1. Watch for Them on Roads
Look out for turtles near natural areas, especially in valleys or near wetlands. Turtles are on the move from May to July and then September to October. They may nest at roadsides in June.
2. Never Relocated a Turtle
They have memorized their territories and cannot readily adjust to new areas. Moving them can result in their death.
3. Help Them Across
They move between habitats in their territory and should not be restricted to one site. If it is safe to do so, move them in the direction they are heading.
4. Don't Leave Them to Suffer
Turtles feel through their shells and can rebound from amazing injuries. If spotting an injured turtle, note the location, retrieve it, place in dry container and call 705-741-5000
5. Never By the Tail
Turtle's tails are part of their spine, and picking them up by the tail can lead to permanent spinal injuries, that may threaten their survival.
6. Never Feed a Turtle
Snapping turtles only snap on land in defense, and only in water when expecting food. Change locations often when fishing and never feed an injured turtle or hatchling.

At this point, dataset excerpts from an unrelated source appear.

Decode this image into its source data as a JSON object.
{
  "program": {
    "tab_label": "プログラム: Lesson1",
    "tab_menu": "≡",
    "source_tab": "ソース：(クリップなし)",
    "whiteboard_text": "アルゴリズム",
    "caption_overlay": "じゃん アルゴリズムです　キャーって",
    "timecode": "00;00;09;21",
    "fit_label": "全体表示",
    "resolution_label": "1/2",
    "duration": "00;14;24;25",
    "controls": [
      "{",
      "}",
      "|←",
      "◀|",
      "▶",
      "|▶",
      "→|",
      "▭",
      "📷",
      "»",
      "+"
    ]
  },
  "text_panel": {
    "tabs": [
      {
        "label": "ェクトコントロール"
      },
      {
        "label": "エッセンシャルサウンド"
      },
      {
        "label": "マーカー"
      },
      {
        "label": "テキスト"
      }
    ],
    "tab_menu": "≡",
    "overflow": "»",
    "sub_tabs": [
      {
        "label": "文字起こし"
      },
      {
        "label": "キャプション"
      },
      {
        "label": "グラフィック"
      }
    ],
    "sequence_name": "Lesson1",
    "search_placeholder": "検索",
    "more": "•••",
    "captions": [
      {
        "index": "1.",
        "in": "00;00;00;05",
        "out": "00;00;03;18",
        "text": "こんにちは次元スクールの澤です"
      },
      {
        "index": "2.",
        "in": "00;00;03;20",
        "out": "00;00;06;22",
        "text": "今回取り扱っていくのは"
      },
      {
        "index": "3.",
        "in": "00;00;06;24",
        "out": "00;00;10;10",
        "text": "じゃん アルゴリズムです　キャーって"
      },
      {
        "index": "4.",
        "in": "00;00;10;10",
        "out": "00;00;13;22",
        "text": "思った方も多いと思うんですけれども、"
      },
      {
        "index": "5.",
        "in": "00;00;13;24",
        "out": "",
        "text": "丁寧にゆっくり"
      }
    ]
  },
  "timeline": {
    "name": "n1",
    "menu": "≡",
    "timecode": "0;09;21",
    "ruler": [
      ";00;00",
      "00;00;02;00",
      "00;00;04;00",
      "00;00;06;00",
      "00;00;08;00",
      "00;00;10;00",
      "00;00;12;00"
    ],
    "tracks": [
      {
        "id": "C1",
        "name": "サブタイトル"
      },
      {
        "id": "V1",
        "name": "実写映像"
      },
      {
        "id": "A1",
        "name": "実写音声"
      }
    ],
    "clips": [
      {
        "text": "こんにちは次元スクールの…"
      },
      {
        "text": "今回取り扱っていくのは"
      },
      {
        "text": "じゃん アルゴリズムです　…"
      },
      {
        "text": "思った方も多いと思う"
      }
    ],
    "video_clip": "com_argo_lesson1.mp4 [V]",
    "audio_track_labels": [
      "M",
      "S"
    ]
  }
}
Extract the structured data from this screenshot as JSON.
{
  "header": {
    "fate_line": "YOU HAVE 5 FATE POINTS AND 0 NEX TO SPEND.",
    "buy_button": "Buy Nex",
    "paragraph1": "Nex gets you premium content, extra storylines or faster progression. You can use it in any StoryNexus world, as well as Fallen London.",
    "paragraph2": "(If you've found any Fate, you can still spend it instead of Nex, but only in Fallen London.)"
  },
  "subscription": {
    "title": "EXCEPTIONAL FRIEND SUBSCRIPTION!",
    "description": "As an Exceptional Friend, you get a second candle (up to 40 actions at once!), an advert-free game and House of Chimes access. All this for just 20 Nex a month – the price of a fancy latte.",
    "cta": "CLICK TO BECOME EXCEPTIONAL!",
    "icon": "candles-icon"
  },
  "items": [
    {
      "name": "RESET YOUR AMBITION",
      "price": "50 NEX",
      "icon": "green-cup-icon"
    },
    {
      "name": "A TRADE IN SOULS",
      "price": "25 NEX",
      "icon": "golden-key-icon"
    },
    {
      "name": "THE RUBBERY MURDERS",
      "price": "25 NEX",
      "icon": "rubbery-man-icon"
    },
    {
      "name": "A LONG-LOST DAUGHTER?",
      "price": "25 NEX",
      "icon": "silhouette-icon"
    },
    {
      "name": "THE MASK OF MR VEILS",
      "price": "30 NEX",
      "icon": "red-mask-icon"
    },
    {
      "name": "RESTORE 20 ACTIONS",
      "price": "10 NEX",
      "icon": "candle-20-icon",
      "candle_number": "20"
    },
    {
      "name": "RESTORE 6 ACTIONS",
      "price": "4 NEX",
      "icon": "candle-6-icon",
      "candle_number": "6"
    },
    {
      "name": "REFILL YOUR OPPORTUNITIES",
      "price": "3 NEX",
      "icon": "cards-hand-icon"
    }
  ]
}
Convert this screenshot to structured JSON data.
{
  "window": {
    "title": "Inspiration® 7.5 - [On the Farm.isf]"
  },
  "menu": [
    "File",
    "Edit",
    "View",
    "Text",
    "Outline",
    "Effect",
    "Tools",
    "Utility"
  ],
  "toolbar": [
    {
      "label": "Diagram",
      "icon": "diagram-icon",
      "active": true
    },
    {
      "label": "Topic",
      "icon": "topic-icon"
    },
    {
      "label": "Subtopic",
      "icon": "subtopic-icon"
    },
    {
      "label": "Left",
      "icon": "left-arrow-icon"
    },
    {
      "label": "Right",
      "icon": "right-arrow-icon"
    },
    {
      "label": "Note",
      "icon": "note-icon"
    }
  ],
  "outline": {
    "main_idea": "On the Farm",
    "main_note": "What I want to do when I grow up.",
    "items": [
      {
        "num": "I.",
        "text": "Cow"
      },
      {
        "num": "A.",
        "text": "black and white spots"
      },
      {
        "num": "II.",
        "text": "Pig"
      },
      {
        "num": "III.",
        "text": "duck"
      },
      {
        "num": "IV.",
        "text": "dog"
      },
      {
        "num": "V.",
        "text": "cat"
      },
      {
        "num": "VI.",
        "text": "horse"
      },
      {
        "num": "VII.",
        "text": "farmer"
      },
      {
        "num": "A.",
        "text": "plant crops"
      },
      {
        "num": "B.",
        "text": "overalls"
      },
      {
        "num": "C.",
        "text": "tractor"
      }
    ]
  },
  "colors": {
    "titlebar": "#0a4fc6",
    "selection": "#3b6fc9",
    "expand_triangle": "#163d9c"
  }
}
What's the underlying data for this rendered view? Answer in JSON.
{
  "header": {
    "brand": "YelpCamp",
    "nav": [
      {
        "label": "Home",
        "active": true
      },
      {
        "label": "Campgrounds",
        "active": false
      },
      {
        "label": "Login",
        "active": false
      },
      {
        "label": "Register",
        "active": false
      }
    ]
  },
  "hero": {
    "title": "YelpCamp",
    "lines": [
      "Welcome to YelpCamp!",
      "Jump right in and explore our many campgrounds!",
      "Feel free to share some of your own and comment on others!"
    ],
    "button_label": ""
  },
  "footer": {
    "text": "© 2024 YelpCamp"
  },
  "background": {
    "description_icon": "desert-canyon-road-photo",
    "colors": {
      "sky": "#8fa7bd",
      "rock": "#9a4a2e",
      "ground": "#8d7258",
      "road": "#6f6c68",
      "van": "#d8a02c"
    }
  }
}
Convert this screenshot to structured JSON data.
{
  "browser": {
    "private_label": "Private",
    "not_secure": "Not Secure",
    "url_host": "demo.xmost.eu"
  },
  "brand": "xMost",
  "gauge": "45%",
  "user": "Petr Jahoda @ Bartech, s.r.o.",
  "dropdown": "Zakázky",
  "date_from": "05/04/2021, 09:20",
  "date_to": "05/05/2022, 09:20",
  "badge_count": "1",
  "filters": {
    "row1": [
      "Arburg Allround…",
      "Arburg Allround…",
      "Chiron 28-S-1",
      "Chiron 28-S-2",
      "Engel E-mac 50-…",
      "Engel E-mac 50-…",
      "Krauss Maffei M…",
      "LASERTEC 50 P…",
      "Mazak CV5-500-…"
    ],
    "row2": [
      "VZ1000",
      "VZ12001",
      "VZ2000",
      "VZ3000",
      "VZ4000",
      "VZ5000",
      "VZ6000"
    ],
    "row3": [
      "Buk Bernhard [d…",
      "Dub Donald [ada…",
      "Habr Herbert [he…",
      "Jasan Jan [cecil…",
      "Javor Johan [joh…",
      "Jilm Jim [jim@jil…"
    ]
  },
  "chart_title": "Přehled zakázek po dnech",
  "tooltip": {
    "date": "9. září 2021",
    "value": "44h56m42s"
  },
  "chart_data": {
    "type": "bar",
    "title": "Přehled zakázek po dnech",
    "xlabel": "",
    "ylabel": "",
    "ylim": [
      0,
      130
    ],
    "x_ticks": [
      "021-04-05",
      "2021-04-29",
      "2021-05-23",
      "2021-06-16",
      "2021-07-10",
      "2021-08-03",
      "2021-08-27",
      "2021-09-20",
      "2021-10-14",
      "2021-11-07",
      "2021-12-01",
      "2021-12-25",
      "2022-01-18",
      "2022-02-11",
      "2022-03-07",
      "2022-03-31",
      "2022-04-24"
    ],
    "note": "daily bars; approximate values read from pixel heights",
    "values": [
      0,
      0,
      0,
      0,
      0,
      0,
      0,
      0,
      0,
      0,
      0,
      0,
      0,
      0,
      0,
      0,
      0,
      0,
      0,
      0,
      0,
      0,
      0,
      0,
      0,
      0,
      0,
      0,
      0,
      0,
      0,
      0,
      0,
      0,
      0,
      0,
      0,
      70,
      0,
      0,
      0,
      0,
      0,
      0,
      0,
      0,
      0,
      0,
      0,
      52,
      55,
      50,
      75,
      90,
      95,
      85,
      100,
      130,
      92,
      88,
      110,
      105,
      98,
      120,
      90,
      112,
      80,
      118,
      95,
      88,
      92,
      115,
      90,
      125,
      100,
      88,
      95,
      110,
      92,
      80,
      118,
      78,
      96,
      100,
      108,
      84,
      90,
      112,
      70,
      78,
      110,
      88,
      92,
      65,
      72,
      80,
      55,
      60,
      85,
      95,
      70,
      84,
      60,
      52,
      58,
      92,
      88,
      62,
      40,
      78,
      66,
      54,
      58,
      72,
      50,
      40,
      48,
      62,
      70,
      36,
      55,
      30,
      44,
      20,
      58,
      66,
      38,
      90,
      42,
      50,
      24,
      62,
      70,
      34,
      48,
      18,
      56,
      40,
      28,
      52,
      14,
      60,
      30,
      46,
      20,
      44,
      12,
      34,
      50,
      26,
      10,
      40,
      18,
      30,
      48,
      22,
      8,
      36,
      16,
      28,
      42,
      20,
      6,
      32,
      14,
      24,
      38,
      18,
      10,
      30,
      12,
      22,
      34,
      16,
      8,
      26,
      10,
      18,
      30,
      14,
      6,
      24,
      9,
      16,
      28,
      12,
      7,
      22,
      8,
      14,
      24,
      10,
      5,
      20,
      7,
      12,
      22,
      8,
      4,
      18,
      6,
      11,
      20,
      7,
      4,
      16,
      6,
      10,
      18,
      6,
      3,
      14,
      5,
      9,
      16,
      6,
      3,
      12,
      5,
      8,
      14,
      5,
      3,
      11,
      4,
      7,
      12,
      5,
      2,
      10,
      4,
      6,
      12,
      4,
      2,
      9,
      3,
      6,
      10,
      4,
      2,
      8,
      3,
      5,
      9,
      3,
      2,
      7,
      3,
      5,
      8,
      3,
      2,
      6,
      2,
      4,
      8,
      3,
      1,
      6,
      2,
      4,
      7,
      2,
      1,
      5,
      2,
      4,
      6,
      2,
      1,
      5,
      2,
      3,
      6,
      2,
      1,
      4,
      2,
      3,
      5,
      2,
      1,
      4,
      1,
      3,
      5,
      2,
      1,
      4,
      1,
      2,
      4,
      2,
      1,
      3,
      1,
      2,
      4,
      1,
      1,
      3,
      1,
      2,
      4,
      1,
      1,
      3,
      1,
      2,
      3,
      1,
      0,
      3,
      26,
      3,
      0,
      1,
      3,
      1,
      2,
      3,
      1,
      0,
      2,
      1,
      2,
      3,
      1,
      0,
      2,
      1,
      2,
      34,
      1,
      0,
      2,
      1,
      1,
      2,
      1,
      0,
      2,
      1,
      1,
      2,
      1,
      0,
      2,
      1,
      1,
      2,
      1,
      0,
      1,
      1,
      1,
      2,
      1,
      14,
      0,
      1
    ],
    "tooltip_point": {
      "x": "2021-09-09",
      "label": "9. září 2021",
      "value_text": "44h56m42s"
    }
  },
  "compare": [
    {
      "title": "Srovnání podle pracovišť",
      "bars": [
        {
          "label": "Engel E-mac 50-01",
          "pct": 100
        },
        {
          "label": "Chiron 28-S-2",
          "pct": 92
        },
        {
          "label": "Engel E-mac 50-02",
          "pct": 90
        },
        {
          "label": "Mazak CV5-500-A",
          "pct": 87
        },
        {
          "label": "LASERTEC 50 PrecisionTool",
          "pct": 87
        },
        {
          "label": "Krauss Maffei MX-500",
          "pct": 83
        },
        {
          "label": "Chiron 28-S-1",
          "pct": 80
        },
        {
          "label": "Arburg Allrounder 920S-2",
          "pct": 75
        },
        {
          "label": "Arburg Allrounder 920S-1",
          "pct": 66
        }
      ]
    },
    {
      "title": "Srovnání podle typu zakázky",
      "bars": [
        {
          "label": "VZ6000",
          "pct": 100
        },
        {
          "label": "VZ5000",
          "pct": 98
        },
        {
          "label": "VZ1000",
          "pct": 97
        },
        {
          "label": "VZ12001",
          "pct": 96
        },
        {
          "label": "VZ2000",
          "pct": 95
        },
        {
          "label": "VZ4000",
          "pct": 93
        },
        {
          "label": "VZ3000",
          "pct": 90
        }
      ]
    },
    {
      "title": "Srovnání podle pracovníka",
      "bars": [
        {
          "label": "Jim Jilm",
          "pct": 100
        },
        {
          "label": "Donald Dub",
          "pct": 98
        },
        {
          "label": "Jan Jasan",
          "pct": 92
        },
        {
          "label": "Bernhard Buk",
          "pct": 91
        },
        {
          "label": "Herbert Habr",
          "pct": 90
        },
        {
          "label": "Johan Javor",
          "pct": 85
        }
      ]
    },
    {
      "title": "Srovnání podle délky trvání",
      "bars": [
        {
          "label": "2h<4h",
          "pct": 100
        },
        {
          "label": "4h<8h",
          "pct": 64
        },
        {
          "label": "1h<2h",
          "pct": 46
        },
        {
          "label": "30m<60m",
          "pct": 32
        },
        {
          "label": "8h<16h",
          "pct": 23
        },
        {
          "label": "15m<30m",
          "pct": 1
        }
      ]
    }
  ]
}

7. Don't Take Them as Pets
It is illegal to have a native turtle as a pet in Ontario. Also, turtles imprint spatial memories of their territories when very young. They cannot easily "map and remember" essential areas when older.
8. Don't Release Sliders
Red Eared Sliders are sold in pet stores. They are an invasive species in Ontario that can outcompete our turtles and spread diseases too. Instead adopt them out.
9. Report Sightings and Issues
Sightings help us plan ecopassages and track populations. Take photos and record locations and send them to us or use the iNaturalist app. It is illegal to harm or take a turtle. Report these crimes to Crime Stoppers and keep us in the loop
10. Don't Fill or Drain Wetlands
Turtles use wetlands as hibernation and feeding sites, which they return to annually. The features and functions found at these sites cannot be duplicated easily. Destroying wetlands harms turtle populations and other species too.